Eleven families produce a total of less than one tonne of lardo a year, and each family has its own secrets. The essential ingredients, however, must include sea salt, fresh garlic, cloves, nutmeg, cinnamon, pepper, time to mature, and, of course, the local marble.

Danilo Rossi is recognised as one of the experts. He begins with the selection and preparation of the conca, a large tub carved out of a single block of the unusually porous marble from the nearby quarry.

The pieces of lardo vary in weight from five hundred grams to one kilo, and from five to eight centimetres in thickness. Danilo says the key to success is in the freshness. The curing has to begin within twenty four hours of the killing, and the lardo should not spend even a day in refrigeration.

The conca is first rubbed with fresh garlic and then layered with rosemary leaves, sea salt, minced cloves, cinnamon, nutmeg and a dusting of pepper. The lardo pieces are then pressed firmly into place, and the process is repeated until the conca is full.

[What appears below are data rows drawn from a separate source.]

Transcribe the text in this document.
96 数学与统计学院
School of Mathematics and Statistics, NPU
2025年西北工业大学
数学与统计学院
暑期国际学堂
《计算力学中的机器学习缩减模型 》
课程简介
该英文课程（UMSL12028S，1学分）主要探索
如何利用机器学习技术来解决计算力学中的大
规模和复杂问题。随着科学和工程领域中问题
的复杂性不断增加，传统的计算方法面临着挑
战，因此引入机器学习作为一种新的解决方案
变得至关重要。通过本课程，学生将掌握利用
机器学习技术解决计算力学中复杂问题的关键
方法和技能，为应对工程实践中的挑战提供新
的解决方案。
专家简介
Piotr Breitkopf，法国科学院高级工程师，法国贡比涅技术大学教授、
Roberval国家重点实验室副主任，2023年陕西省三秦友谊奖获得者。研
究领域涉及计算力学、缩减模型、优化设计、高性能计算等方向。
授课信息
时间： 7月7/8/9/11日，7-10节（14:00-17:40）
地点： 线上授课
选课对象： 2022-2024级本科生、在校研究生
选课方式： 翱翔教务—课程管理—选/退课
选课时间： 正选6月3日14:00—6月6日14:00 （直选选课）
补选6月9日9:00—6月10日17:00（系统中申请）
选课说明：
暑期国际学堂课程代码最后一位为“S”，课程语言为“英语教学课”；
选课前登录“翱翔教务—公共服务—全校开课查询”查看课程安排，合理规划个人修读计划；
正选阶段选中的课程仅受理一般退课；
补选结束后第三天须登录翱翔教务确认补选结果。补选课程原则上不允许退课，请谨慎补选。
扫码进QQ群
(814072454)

The art is then to maintain the precise balance between temperature and humidity that the lardo needs to age, from between five and twelve months. Over time, the salt draws the water out of the fat, at the same time drawing in the flavours of the herbs and spices that surround it.

Lardo di Colonnata was a well-kept secret until local restaurateur Venanzio began to introduce it to a wider world, and until the scandal of 1996, when EU health inspectors arrived. Horrified by the "unsanitary" practices, EU representatives demanded that production stop until the appropriate modern methods were introduced. The Colonnatesi rebelled and successfully challenged the ruling.

In so doing, they set a precedent for other artisan producers throughout Europe and became national heroes along the way. Today, lardo di Colonnata is on the menu's of some of the world's most fashionable restaurants, including Louis XV in Monte Carlo, Cirque in New York and Carpaccio in Paris.

Inside Italy it has become a cult object among conspicuous consumers, rivalling Brunello di Montalcino and Zegna suits as a sign of sophistication and good taste. A kilo of lardo di Colonnata can cost more than $40.

Back at the farmhouse, I had lost my nerve. As the norcino reached for a large steel knife to slit the prostrate pig's throat, I decided to withdraw to the warmth and safety of the kitchen and a large glass of grappa.

Looking through a cracked window at the primitive festivities outside, it was difficult to reconcile the reality of Colonnata (which, despite two excellent restaurants and a scattering of tiny bottegas, remains a ramshackle village, seemingly on the verge of subsiding into the valley) with the international celebrity and status of such an unlikely product.


THE BUTCHER'S ART

Norcia is a small town high in the Sibillini Mountains in Umbria. Its name is synonymous with pork butchery throughout central and southern Italy. A norcineria is a deli specialising in pork goods and a norcino is an expert pork butcher.

Until recent times, the norcini escaped the bitter winters of their hometown, travelling through central Italy plying their trade as itinerant butchers. Traditionally aloof and mysterious figures, they often officiated at the killings of the local pigs, lending their experience and prestige to the preparation of the meats.

It is believed that the norcini originally learnt their skills from the neighbouring abbey of St Eutizio, which, during the Dark Ages, had a reputation as a centre of surgery. When it was suppressed in the 13th century, the knowledge spread out to the surrounding towns.

Nearby Preci continued the medical tradition, being particularly renowned for its eye surgeons (one doctor was summoned to London to remove a cataract from Queen Elizabeth I) as well as a centre for castrating young opera singers. Norcia, on the other hand, applied the skills to pork butchery, and it remains one of the gastronomic capitals of Italy.